Zarówno na Szlaku Wielkich Jezior Mazurskich, nad jeziorem Jeziorak, jak i nad Zalewem Wiślanym nie zabraknie ratowników w czasie wakacji. Zadaniem ratowników jest czuwanie nad bezpieczeństwem osób kąpiących się na wyznaczonych kąpieliskach. Na Szlaku Wielkich Jezior Mazurskich, za bezpieczeństwo odpowiada pięciu ratowników, którzy pracują na pięciu różnych kąpieliskach. Z kolei na Jeziorze Jeziorak, na plażach Chodkiewicza i Kajki, działa 18 ratowników w systemie 8-godzinnym, a w weekendy ich służba jest całodobowa. Ratownicy na tym terenie są głównie studentami i uczniami, którzy chcą dorobić w czasie wakacji. Mogą zarobić 200 zł na dzień.

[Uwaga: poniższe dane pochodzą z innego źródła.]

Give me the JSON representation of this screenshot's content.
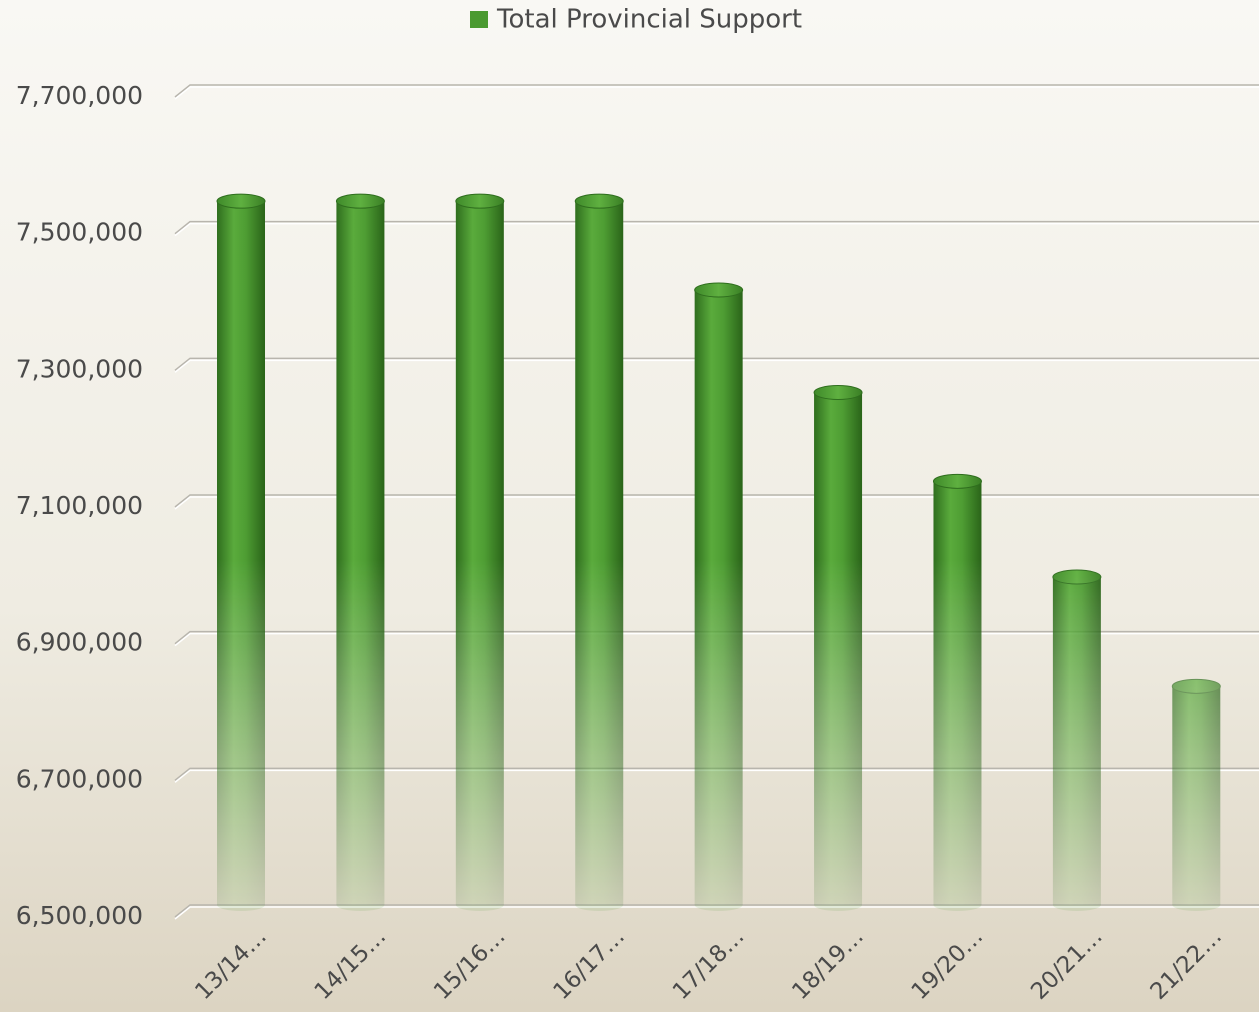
{
  "chart_data": {
    "type": "bar",
    "categories": [
      "13/14…",
      "14/15…",
      "15/16…",
      "16/17…",
      "17/18…",
      "18/19…",
      "19/20…",
      "20/21…",
      "21/22…"
    ],
    "series": [
      {
        "name": "Total Provincial Support",
        "color": "#4a9a30",
        "values": [
          7530000,
          7530000,
          7530000,
          7530000,
          7400000,
          7250000,
          7120000,
          6980000,
          6820000
        ]
      }
    ],
    "ylim": [
      6500000,
      7700000
    ],
    "yticks": [
      {
        "value": 6500000,
        "label": "6,500,000"
      },
      {
        "value": 6700000,
        "label": "6,700,000"
      },
      {
        "value": 6900000,
        "label": "6,900,000"
      },
      {
        "value": 7100000,
        "label": "7,100,000"
      },
      {
        "value": 7300000,
        "label": "7,300,000"
      },
      {
        "value": 7500000,
        "label": "7,500,000"
      },
      {
        "value": 7700000,
        "label": "7,700,000"
      }
    ],
    "grid": true,
    "legend": "top"
  }
}
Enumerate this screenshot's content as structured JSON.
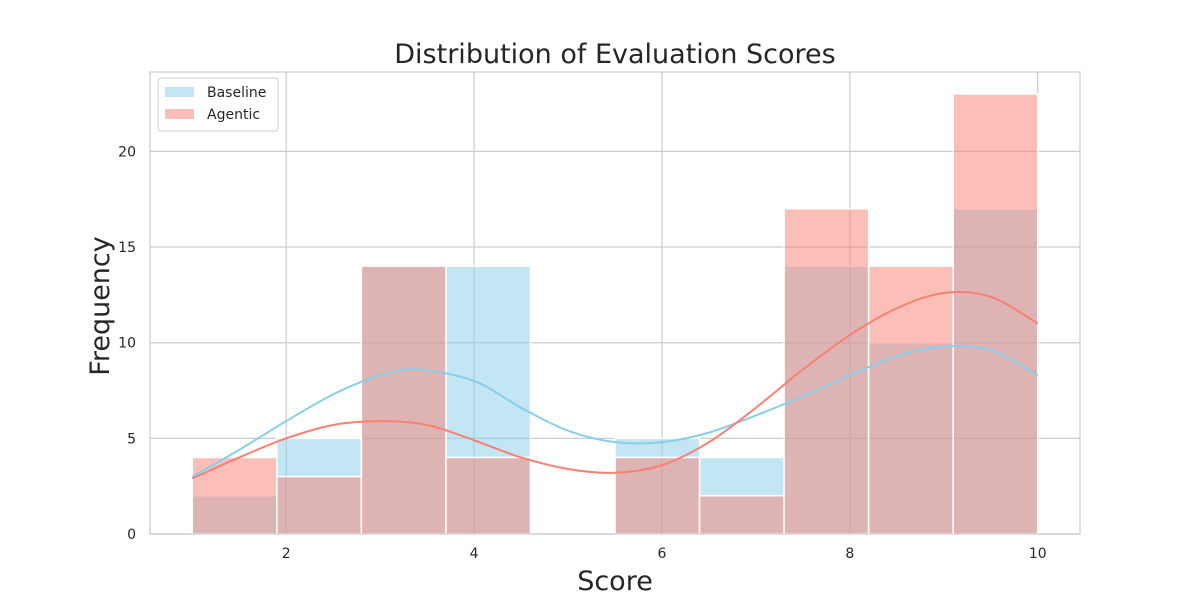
{
  "chart_data": {
    "type": "histogram",
    "title": "Distribution of Evaluation Scores",
    "xlabel": "Score",
    "ylabel": "Frequency",
    "xlim": [
      0.55,
      10.45
    ],
    "ylim": [
      0,
      24.15
    ],
    "x_ticks": [
      2,
      4,
      6,
      8,
      10
    ],
    "y_ticks": [
      0,
      5,
      10,
      15,
      20
    ],
    "grid": true,
    "legend_position": "upper left",
    "bin_edges": [
      1.0,
      1.9,
      2.8,
      3.7,
      4.6,
      5.5,
      6.4,
      7.3,
      8.2,
      9.1,
      10.0
    ],
    "series": [
      {
        "name": "Baseline",
        "color": "#87ceeb",
        "counts": [
          2,
          5,
          14,
          14,
          0,
          5,
          4,
          14,
          10,
          17
        ],
        "kde": {
          "x": [
            1.0,
            1.5,
            2.0,
            2.5,
            3.0,
            3.4,
            4.0,
            4.5,
            5.0,
            5.5,
            6.0,
            6.5,
            7.0,
            7.5,
            8.0,
            8.5,
            9.0,
            9.5,
            10.0
          ],
          "y": [
            3.0,
            4.4,
            5.9,
            7.3,
            8.3,
            8.6,
            8.0,
            6.6,
            5.4,
            4.8,
            4.8,
            5.3,
            6.2,
            7.2,
            8.3,
            9.3,
            9.8,
            9.6,
            8.3
          ]
        }
      },
      {
        "name": "Agentic",
        "color": "#fa8072",
        "counts": [
          4,
          3,
          14,
          4,
          0,
          4,
          2,
          17,
          14,
          23
        ],
        "kde": {
          "x": [
            1.0,
            1.5,
            2.0,
            2.5,
            3.0,
            3.5,
            4.0,
            4.5,
            5.0,
            5.5,
            6.0,
            6.5,
            7.0,
            7.5,
            8.0,
            8.5,
            9.0,
            9.5,
            10.0
          ],
          "y": [
            2.9,
            4.0,
            5.0,
            5.7,
            5.9,
            5.7,
            4.9,
            4.0,
            3.4,
            3.2,
            3.6,
            4.8,
            6.6,
            8.6,
            10.4,
            11.8,
            12.6,
            12.4,
            11.0
          ]
        }
      }
    ]
  }
}
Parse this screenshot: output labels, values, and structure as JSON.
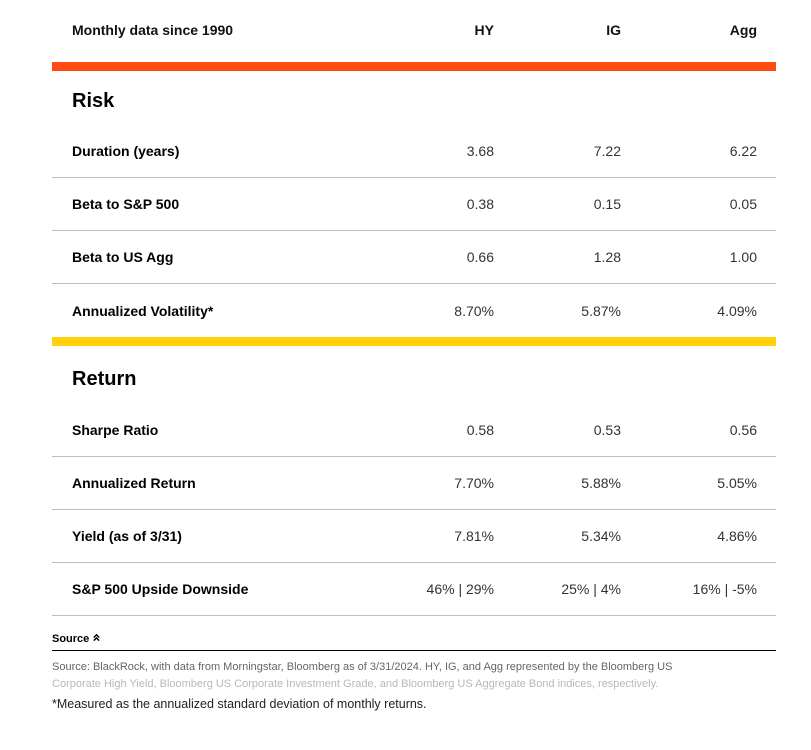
{
  "header": {
    "label": "Monthly data since 1990",
    "columns": [
      "HY",
      "IG",
      "Agg"
    ]
  },
  "colors": {
    "risk_band": "#ff4a12",
    "return_band": "#ffd10a"
  },
  "sections": [
    {
      "title": "Risk",
      "rows": [
        {
          "label": "Duration (years)",
          "values": [
            "3.68",
            "7.22",
            "6.22"
          ]
        },
        {
          "label": "Beta to S&P 500",
          "values": [
            "0.38",
            "0.15",
            "0.05"
          ]
        },
        {
          "label": "Beta to US Agg",
          "values": [
            "0.66",
            "1.28",
            "1.00"
          ]
        },
        {
          "label": "Annualized Volatility*",
          "values": [
            "8.70%",
            "5.87%",
            "4.09%"
          ]
        }
      ]
    },
    {
      "title": "Return",
      "rows": [
        {
          "label": "Sharpe Ratio",
          "values": [
            "0.58",
            "0.53",
            "0.56"
          ]
        },
        {
          "label": "Annualized Return",
          "values": [
            "7.70%",
            "5.88%",
            "5.05%"
          ]
        },
        {
          "label": "Yield (as of 3/31)",
          "values": [
            "7.81%",
            "5.34%",
            "4.86%"
          ]
        },
        {
          "label": "S&P 500 Upside Downside",
          "values": [
            "46% | 29%",
            "25% | 4%",
            "16% | -5%"
          ]
        }
      ]
    }
  ],
  "source": {
    "toggle_label": "Source",
    "toggle_icon": "chevron-up-double-icon",
    "text_line1": "Source: BlackRock, with data from Morningstar, Bloomberg as of 3/31/2024. HY, IG, and Agg represented by the Bloomberg US",
    "text_line2": "Corporate High Yield, Bloomberg US Corporate Investment Grade, and Bloomberg US Aggregate Bond indices, respectively."
  },
  "footnote": "*Measured as the annualized standard deviation of monthly returns."
}
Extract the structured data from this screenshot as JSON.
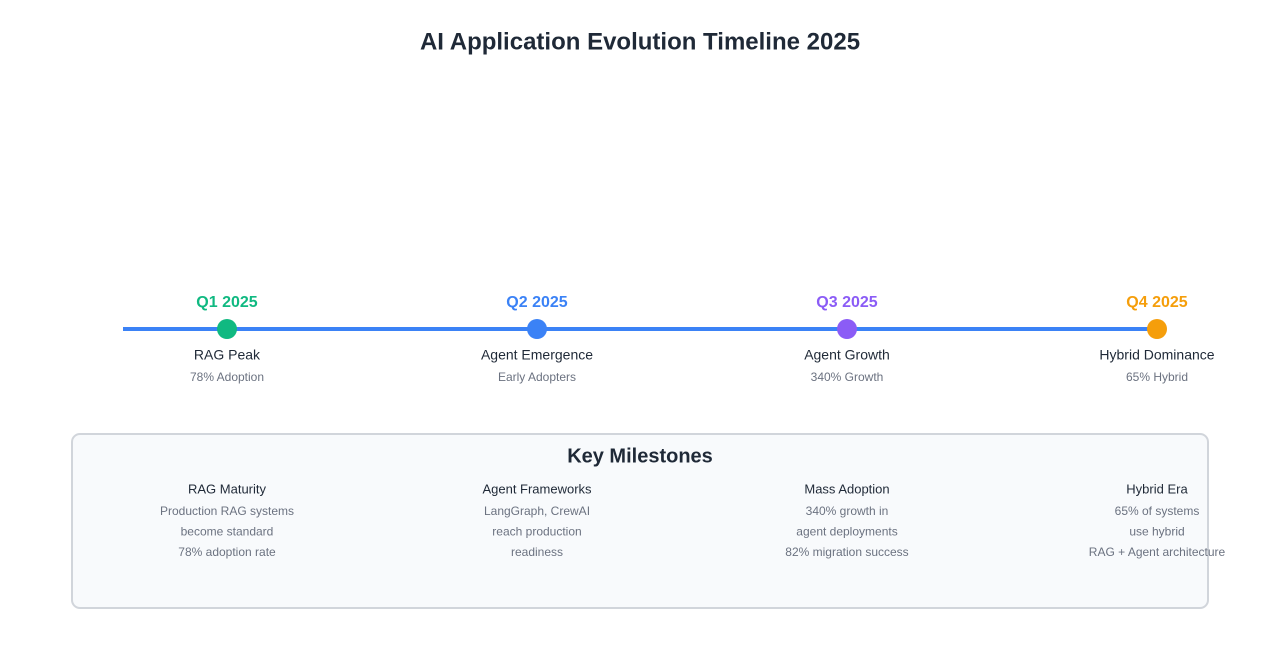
{
  "title": "AI Application Evolution Timeline 2025",
  "timeline": [
    {
      "quarter": "Q1 2025",
      "label": "RAG Peak",
      "detail": "78% Adoption",
      "color": "#10b981"
    },
    {
      "quarter": "Q2 2025",
      "label": "Agent Emergence",
      "detail": "Early Adopters",
      "color": "#3b82f6"
    },
    {
      "quarter": "Q3 2025",
      "label": "Agent Growth",
      "detail": "340% Growth",
      "color": "#8b5cf6"
    },
    {
      "quarter": "Q4 2025",
      "label": "Hybrid Dominance",
      "detail": "65% Hybrid",
      "color": "#f59e0b"
    }
  ],
  "milestones": {
    "title": "Key Milestones",
    "items": [
      {
        "title": "RAG Maturity",
        "lines": [
          "Production RAG systems",
          "become standard",
          "78% adoption rate"
        ]
      },
      {
        "title": "Agent Frameworks",
        "lines": [
          "LangGraph, CrewAI",
          "reach production",
          "readiness"
        ]
      },
      {
        "title": "Mass Adoption",
        "lines": [
          "340% growth in",
          "agent deployments",
          "82% migration success"
        ]
      },
      {
        "title": "Hybrid Era",
        "lines": [
          "65% of systems",
          "use hybrid",
          "RAG + Agent architecture"
        ]
      }
    ]
  }
}
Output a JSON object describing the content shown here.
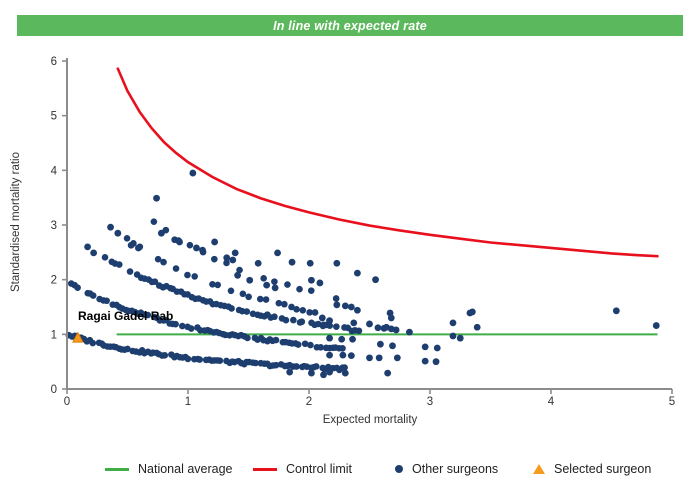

Jednak mimo obecności ratowników, Mazurskie Ochotnicze Pogotowie Ratunkowe poszukuje ratownika wodnego z aktualnymi uprawnieniami, aby pracował na stałe w stacji ratowniczej w Giżycku. Jest to trudne stanowisko do obsadzenia, ponieważ zarobki nie są wysokie, a ratownicy często decydują się poszukać lepiej płatnej pracy.
Na kąpieliskach w powiecie elbląskim, gdzie nie ma zorganizowanych kąpielisk, ale są dzikie kąpieliska, ratownicy również będą dyżurować, by chronić turystów i mieszkańców przed niebezpieczeństwem. Łącznie jest tam 17 ratowników, którzy mogą podejmować akcje na Zalewie Wiślanym wobec żeglarzy.
Źródło: PAP
„Jest wakat, ponieważ zarobki na tym stanowisku nie są duże. Ratownicy po kilku miesiącach odchodzą do innych miejsc pracy, gdzie otrzymają większe wynagrodzenie” – no i dlatego ich nie ma teraz, bo już znaleźli lepsze miejsca pracy i nie wrócą, proste.